The data is extracted from the zip and loaded into memory with appropriate data types
unzip("activity.zip", "activity.csv")
stepdata <- read.table("activity.csv", sep = ",", header = TRUE, na.strings = "NA",
colClasses = c("integer", "Date", "integer"))
Calculate the total number of steps taken per day
sums <- aggregate(steps ~ date, data = stepdata, sum)
Histogram of daily sums:
library(ggplot2)
ggplot(sums, aes(date)) +
geom_histogram(binwidth = 2) +
ggtitle("Total Steps Per Day") +
ylab("Steps Group")
Mean of steps per day:
mean(sums$steps)
## [1] 10766.19
Median of steps per day:
median(sums$steps)
## [1] 10765
Time series of the average steps taken per interval
intervalavg <- aggregate(steps ~ interval, data = stepdata, mean)

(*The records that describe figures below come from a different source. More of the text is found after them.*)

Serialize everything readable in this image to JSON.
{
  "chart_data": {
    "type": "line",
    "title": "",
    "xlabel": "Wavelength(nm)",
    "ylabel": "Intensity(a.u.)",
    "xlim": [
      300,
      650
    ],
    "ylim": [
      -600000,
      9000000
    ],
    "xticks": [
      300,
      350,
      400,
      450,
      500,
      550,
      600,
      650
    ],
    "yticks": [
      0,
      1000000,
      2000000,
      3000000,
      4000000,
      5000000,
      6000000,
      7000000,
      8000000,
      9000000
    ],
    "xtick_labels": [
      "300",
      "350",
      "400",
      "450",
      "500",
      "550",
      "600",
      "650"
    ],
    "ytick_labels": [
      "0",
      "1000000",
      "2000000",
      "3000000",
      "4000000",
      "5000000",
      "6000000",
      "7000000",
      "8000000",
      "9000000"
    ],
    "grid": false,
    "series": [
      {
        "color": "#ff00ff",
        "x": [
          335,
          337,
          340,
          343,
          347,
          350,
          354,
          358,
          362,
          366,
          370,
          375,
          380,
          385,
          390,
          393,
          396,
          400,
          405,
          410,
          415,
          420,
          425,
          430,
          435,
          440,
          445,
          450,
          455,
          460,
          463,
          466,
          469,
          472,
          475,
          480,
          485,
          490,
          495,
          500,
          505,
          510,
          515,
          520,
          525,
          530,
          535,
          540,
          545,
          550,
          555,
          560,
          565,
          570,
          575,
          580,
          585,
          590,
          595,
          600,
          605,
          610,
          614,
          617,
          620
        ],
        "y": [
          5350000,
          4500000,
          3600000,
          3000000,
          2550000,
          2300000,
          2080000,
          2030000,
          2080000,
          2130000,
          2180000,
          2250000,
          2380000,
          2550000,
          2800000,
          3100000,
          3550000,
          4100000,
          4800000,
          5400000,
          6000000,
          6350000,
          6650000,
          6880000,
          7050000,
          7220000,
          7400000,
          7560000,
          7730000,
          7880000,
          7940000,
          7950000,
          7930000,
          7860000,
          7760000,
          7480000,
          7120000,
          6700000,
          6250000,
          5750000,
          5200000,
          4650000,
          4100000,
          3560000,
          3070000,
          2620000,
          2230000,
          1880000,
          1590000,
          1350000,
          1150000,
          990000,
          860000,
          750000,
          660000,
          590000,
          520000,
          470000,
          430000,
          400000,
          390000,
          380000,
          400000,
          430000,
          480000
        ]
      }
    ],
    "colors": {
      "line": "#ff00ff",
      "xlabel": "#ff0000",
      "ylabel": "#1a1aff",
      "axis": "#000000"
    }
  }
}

ggplot(intervalavg, aes(interval, steps)) +
geom_line()
This interval contains the maximum average number of steps:
intervalavg[intervalavg$steps == max(intervalavg$steps), 1]
## [1] 835
The data contains this many records with missing values:
sum(is.na(stepdata$steps))
## [1] 2304
If the median for the interval is used to impute the missing values, we will see how the interpretation of the data changes:
stepdataimp <- stepdata
for(i in 1:nrow(stepdataimp))
{
if(is.na(stepdataimp[i, 1]))
{
stepdataimp[i, 1] <- intervalavg[intervalavg$interval == stepdataimp[i, 3], 2]
}
}
Histogram of daily sums with imputation:
sumsimp <- aggregate(steps ~ date, data = stepdataimp, sum)
ggplot(sumsimp, aes(date)) +
geom_histogram(binwidth = 2) +
ggtitle("Total Steps Per Day") +
ylab("Steps Group")
Mean of steps per day with imputation:
mean(sumsimp$steps)
## [1] 10766.19
Median of steps per day with imputation:
median(sumsimp$steps)
## [1] 10766.19
The histogram output is drastically changed by imputing the missing values with the interval mean. However, the daily median number of steps is not changed even though the daily median is made to match the mean. By imputing the missing data, the way the data may be interpreted will be altered and may invalidate the findings.
We add a column to the imputed data to distinguish weekdays and weekend days and use it to create an average of steps per interval and weekday type.
stepdataimp$weekdaytype <- ""
for(i in 1:nrow(stepdataimp))
{
stepdataimp[i, 4] <- if(weekdays(stepdataimp[i, 2]) %in% c("Saturday", "Sunday"))
{"weekend"}
else
{"weekday"}
}
intervalavgdaytype <- aggregate(steps ~ interval + weekdaytype, data = stepdataimp, mean)
Then we can see how the average number of steps taken per interval is different on the weekend versus weekdays:
ggplot(intervalavgdaytype, aes(interval, steps, weekdaytype)) +
geom_line() +
facet_wrap(~weekdaytype, nrow = 2)